Security Testing for AI Applications
AI applications introduce an entirely new attack surface that traditional security testing does not address. Prompt injection, data leakage, retrieval poisoning, and jailbreaks are not covered by OWASP's classic Top 10 or by conventional SAST/DAST tools. A QA architect building AI-powered products must understand both the traditional web security landscape and the emerging AI-specific threats, and must be able to design testing strategies that cover both.
Chapter Contents
1. OWASP LLM Top 10 — 01-owasp-llm-top-10/
- Prompt Injection — Direct and indirect injection attacks with testing strategies
- Output Handling and DoS — Insecure output handling, model denial of service
- Supply Chain and Overreliance — ML supply chain vulnerabilities, model theft, overreliance
2. AI-Specific Attacks — 02-ai-specific-attacks/
- Jailbreak Testing — Automated jailbreak test framework with categorized payloads
- Data Leakage Detection — PII scanning, system prompt extraction, cross-session leaks
- RAG System Security — Retrieval poisoning, citation fabrication, context overflow
3. Traditional Security — 03-traditional-security/
- OWASP Top 10 Meets AI — How AI features amplify traditional vulnerabilities
- SAST DAST SCA Pipeline — CI security pipeline with AI-specific Semgrep rules
4. Security Program — 04-security-program/
- Threat Modeling with STRIDE — STRIDE extended for AI features
- AI Regulation Compliance — EU AI Act, NIST AI RMF, compliance testing
- Security Metrics — Building a layered AI security testing program with measurable outcomes
Why This Matters
AI security testing requires a dual focus.
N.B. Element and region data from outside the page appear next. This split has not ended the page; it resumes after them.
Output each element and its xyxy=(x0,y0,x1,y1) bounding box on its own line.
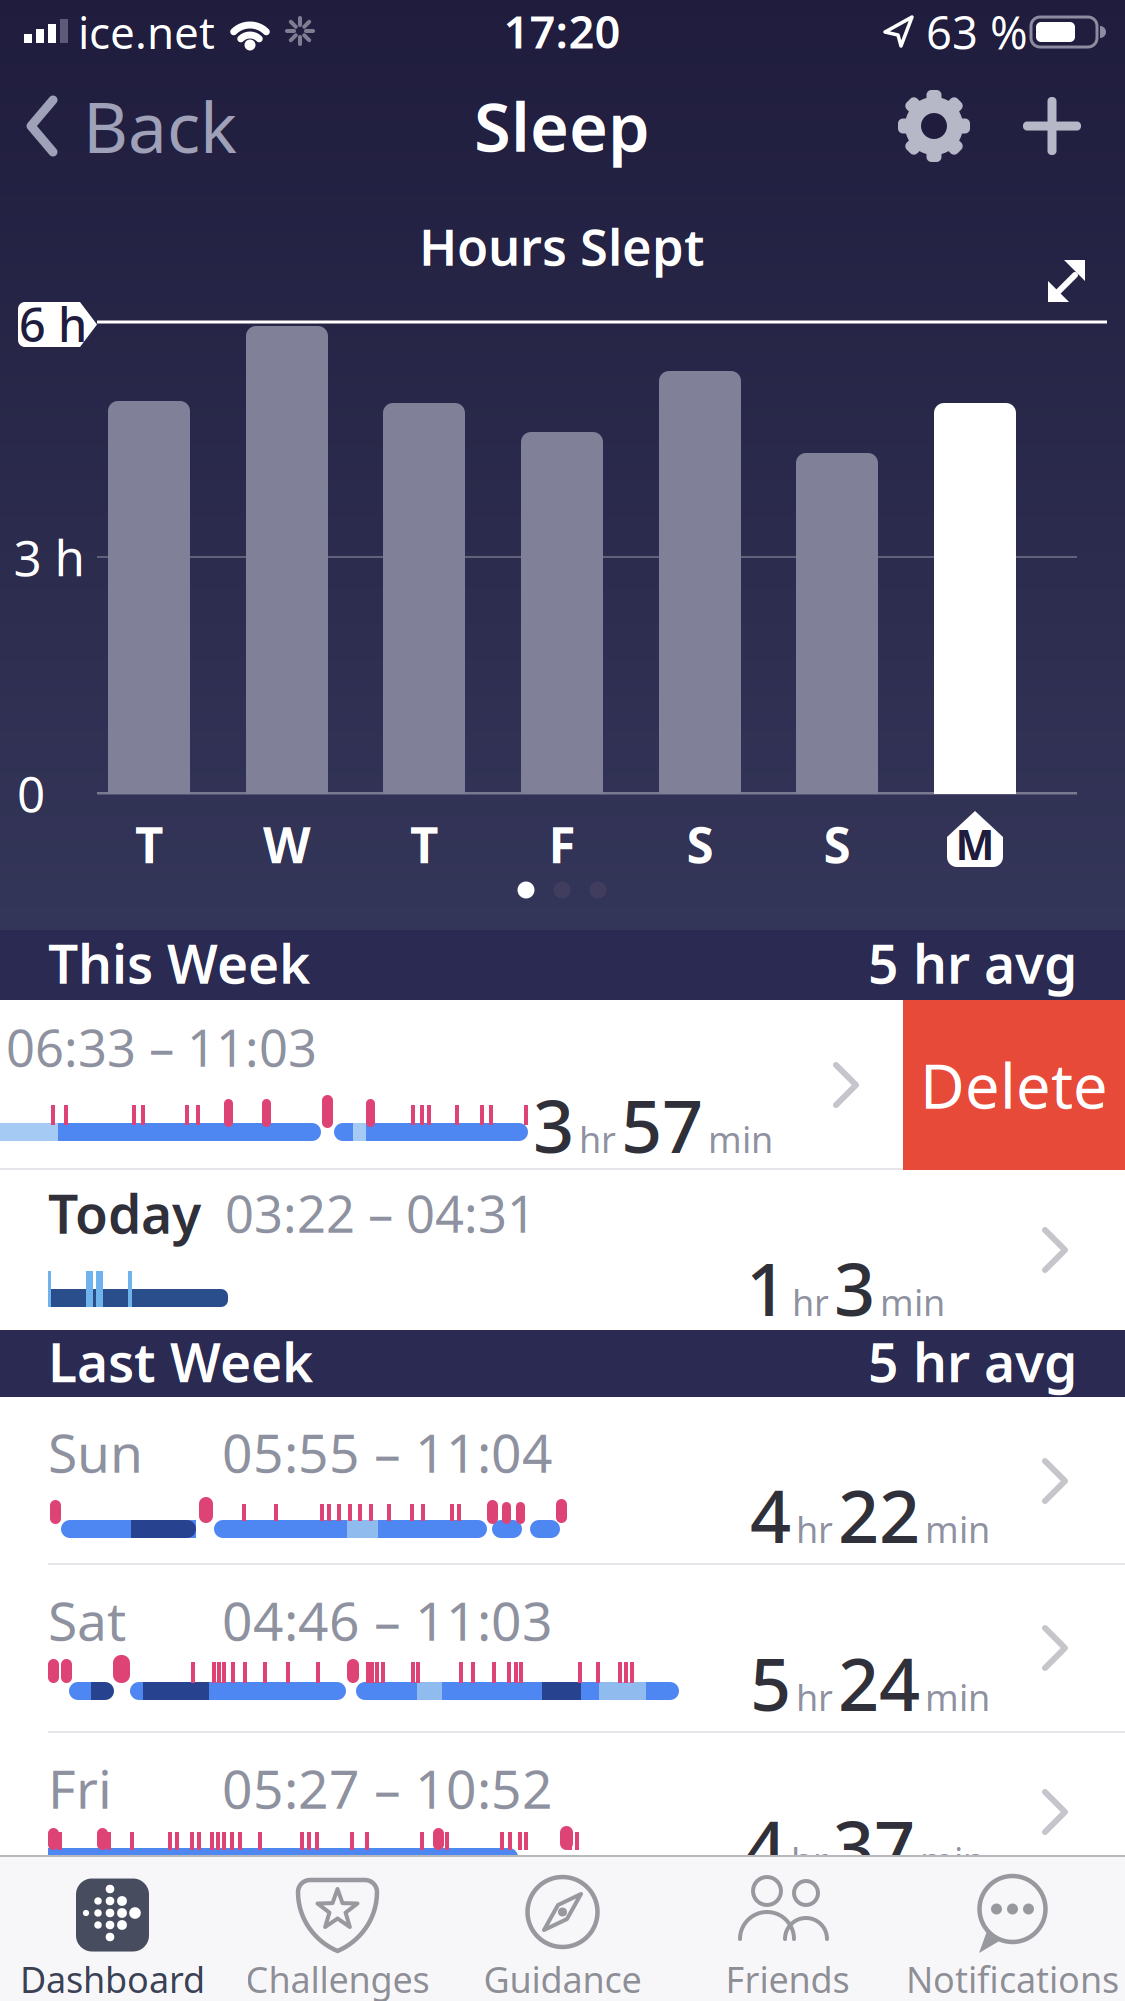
staticText: T xyxy=(135,811,163,877)
button[interactable] xyxy=(1012,86,1092,166)
button[interactable]: Back xyxy=(27,71,307,181)
button[interactable] xyxy=(1031,246,1101,316)
staticText: 22 xyxy=(838,1467,920,1563)
staticText: S xyxy=(824,811,850,877)
button[interactable]: Notifications xyxy=(900,1857,1125,2001)
staticText: S xyxy=(686,811,714,877)
staticText: Sun xyxy=(48,1417,143,1487)
staticText: F xyxy=(548,811,576,877)
button[interactable]: Delete xyxy=(903,1000,1125,1170)
staticText: 05:55 – 11:04 xyxy=(222,1417,553,1487)
staticText: 4 xyxy=(750,1467,791,1563)
staticText: Sleep xyxy=(474,82,650,170)
staticText: 1 xyxy=(746,1240,787,1336)
staticText: 04:46 – 11:03 xyxy=(222,1585,553,1655)
staticText: 06:33 – 11:03 xyxy=(6,1013,317,1081)
button[interactable]: 06:33 – 11:03 xyxy=(0,1000,903,1168)
staticText: 37 xyxy=(833,1798,915,1894)
button[interactable]: Sat xyxy=(0,1565,1125,1733)
staticText: Notifications xyxy=(906,1955,1119,2001)
staticText: Dashboard xyxy=(20,1955,205,2001)
staticText: 4 xyxy=(745,1798,786,1894)
staticText: 05:27 – 10:52 xyxy=(222,1753,553,1823)
staticText: Guidance xyxy=(484,1955,642,2001)
staticText: 5 hr avg xyxy=(868,1326,1077,1397)
staticText: Sat xyxy=(48,1585,126,1655)
staticText: M xyxy=(956,817,994,872)
staticText: hr xyxy=(796,1673,833,1721)
staticText: 3 xyxy=(834,1240,875,1336)
button[interactable]: Friends xyxy=(675,1857,900,2001)
button[interactable]: Today xyxy=(0,1170,1125,1330)
button[interactable]: Guidance xyxy=(450,1857,675,2001)
staticText: Friends xyxy=(726,1955,850,2001)
staticText: 0 xyxy=(17,760,45,826)
staticText: Challenges xyxy=(246,1955,430,2001)
staticText: min xyxy=(925,1505,990,1553)
button[interactable]: Fri xyxy=(0,1733,1125,1877)
staticText: 17:20 xyxy=(504,1,620,61)
staticText: min xyxy=(880,1278,945,1326)
staticText: hr xyxy=(791,1836,828,1884)
staticText: hr xyxy=(579,1115,616,1163)
staticText: Fri xyxy=(48,1753,112,1823)
button[interactable]: Dashboard xyxy=(0,1857,225,2001)
staticText: 63 % xyxy=(926,2,1028,62)
staticText: 5 hr avg xyxy=(868,928,1077,998)
staticText: 5 xyxy=(750,1635,791,1731)
staticText: 03:22 – 04:31 xyxy=(225,1179,536,1247)
staticText: Today xyxy=(48,1178,201,1248)
staticText: 3 h xyxy=(14,524,84,590)
staticText: 6 h xyxy=(19,293,87,355)
staticText: hr xyxy=(796,1505,833,1553)
staticText: 24 xyxy=(838,1635,920,1731)
button[interactable] xyxy=(889,81,979,171)
staticText: hr xyxy=(792,1278,829,1326)
staticText: Back xyxy=(83,80,237,172)
staticText: Delete xyxy=(920,1044,1108,1126)
staticText: min xyxy=(920,1836,985,1884)
staticText: Last Week xyxy=(48,1326,313,1397)
staticText: This Week xyxy=(48,928,310,998)
staticText: 57 xyxy=(621,1077,703,1173)
button[interactable]: Sun xyxy=(0,1397,1125,1565)
staticText: min xyxy=(708,1115,773,1163)
staticText: W xyxy=(263,811,311,877)
staticText: 3 xyxy=(533,1077,574,1173)
staticText: Hours Slept xyxy=(419,212,705,280)
staticText: T xyxy=(410,811,438,877)
button[interactable]: Challenges xyxy=(225,1857,450,2001)
staticText: min xyxy=(925,1673,990,1721)
staticText: ice.net xyxy=(78,3,215,61)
First, the classic web security fundamentals -- OWASP Top 10, SAST, DAST, SCA in CI -- because an AI app is still a web app. Second, the AI-specific attack surface: prompt injection, jailbreaks, data leakage, and RAG poisoning. New jailbreak techniques emerge weekly, so the test suite must evolve as fast as the attack surface.
Core principle: Security testing for AI is not a one-time activity. It is a continuous practice.